La Corte d’Appello, invece, aveva ritenuto la sussistenza del dolo e aveva condannato l’imputata adducendo che “il fatto che la Z. abbia ammesso di avere avuto una alternativa e di aver scelto di pagare gli stipendi e le mensilità in corso al fine di assicurare la continuità aziendale, anziché provvedere al pagamento delle ritenute operate nel precedente anno d’imposta, esclude che la stessa si sia trovata in una situazione di assoluta impossibilità di adempiere al debito d’imposta”.

I Giudici di Piazza Cavour, tuttavia, hanno accolto il ricorso dell’imputata, censurando la sentenza di secondo grado per aver operato una ricostruzione della fattispecie penale non giuridicamente completa.

Nel caso di specie, infatti, l’elemento soggettivo del reato sarebbe stato mal valutato proprio perché, in caso contrario, non poteva che configurarsi “un contrasto con la carta costituzionale laddove [si fosse ritenuta] la punibilità del soggetto imprenditore che omette il versamento delle ritenute fiscali, a causa di una crisi finanziaria e per far fronte ad improcrastinabili adempimenti verso altri creditori, quali i lavoratori dipendenti, pure tutelati dalla Costituzione, con particolare riferimento al diritto al lavoro e alla conseguente retribuzione” (cfr., ex multis, Cass. Civ., sez. III, 9.10.2013, n. 5905; Cass. civ., sez. III, 25.02.2015, n. 8352; Cass. Civ., sez. III, 29.03.2017, n. 46459).

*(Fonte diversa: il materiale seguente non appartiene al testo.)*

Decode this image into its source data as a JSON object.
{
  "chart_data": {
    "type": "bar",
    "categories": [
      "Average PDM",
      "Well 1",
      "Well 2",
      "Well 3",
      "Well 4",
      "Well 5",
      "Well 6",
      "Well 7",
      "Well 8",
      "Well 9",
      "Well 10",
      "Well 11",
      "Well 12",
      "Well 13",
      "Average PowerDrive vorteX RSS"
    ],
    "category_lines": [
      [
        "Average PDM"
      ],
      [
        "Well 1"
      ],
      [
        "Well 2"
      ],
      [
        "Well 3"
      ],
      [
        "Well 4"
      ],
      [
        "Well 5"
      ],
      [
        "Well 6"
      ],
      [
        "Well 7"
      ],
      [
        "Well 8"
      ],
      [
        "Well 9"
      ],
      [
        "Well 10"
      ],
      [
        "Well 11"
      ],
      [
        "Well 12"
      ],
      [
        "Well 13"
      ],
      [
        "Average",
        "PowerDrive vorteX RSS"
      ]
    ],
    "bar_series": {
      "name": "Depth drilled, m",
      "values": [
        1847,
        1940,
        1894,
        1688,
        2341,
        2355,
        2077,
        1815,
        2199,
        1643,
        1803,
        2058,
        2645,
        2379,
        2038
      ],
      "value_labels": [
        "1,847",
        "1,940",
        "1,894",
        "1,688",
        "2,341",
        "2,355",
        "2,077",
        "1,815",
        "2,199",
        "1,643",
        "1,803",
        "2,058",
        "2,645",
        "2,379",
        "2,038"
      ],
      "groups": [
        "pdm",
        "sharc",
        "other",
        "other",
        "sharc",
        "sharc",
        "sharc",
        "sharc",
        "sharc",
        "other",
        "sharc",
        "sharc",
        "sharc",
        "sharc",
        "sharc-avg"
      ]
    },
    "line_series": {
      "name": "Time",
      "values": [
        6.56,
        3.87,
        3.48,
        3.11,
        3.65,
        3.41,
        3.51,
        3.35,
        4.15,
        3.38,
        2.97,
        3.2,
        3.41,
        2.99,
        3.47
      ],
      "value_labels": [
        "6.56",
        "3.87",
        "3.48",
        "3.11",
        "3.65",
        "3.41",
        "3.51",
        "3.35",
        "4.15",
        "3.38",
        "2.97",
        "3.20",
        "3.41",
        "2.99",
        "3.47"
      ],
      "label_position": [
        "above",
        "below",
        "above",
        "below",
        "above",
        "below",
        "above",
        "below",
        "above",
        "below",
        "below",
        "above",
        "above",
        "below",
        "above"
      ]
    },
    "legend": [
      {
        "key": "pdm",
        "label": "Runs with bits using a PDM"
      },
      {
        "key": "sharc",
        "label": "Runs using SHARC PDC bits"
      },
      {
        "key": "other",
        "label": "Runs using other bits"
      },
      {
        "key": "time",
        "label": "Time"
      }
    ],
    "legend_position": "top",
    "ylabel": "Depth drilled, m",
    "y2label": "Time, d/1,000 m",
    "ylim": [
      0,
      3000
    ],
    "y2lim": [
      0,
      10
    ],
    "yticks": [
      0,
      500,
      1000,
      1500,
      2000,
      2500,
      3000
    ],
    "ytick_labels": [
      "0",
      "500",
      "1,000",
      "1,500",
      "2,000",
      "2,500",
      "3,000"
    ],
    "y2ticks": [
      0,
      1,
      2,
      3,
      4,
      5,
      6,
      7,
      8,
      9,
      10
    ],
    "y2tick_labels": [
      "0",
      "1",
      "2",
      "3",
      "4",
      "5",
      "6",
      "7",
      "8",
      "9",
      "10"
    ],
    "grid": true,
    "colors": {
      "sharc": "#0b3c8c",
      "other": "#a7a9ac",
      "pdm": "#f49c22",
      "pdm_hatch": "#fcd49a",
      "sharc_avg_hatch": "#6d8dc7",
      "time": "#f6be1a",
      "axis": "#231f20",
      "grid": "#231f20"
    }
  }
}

Atteso che il delitto in parola è un reato a dolo generico, quindi, la Corte di Cassazione ha censurato la sentenza di secondo grado, in quanto non aveva adeguatamente motivato in ordine all’elemento soggettivo, “non potendo a priori escludere che la convinzione che i dipendenti necessitassero l’immediata corresponsione (non di somme di denaro di per sé, bensì) di “mezzi di sostentamento necessari” per loro e per le loro famiglie, se realmente fosse stata propria dell’imputata e se realmente l’avesse indotta a pagarli a costo di omettere il versamento delle ritenute, fosse stata nel caso concreto compatibile con il dolo del reato in questione, ovvero con una contestuale consapevolezza dell’illiceità”.

Per tali ragioni, i Giudici di Piazza Cavour hanno accolto il ricorso presentato dall’imputata e rinviato ad altra sezione della Corte d’Appello.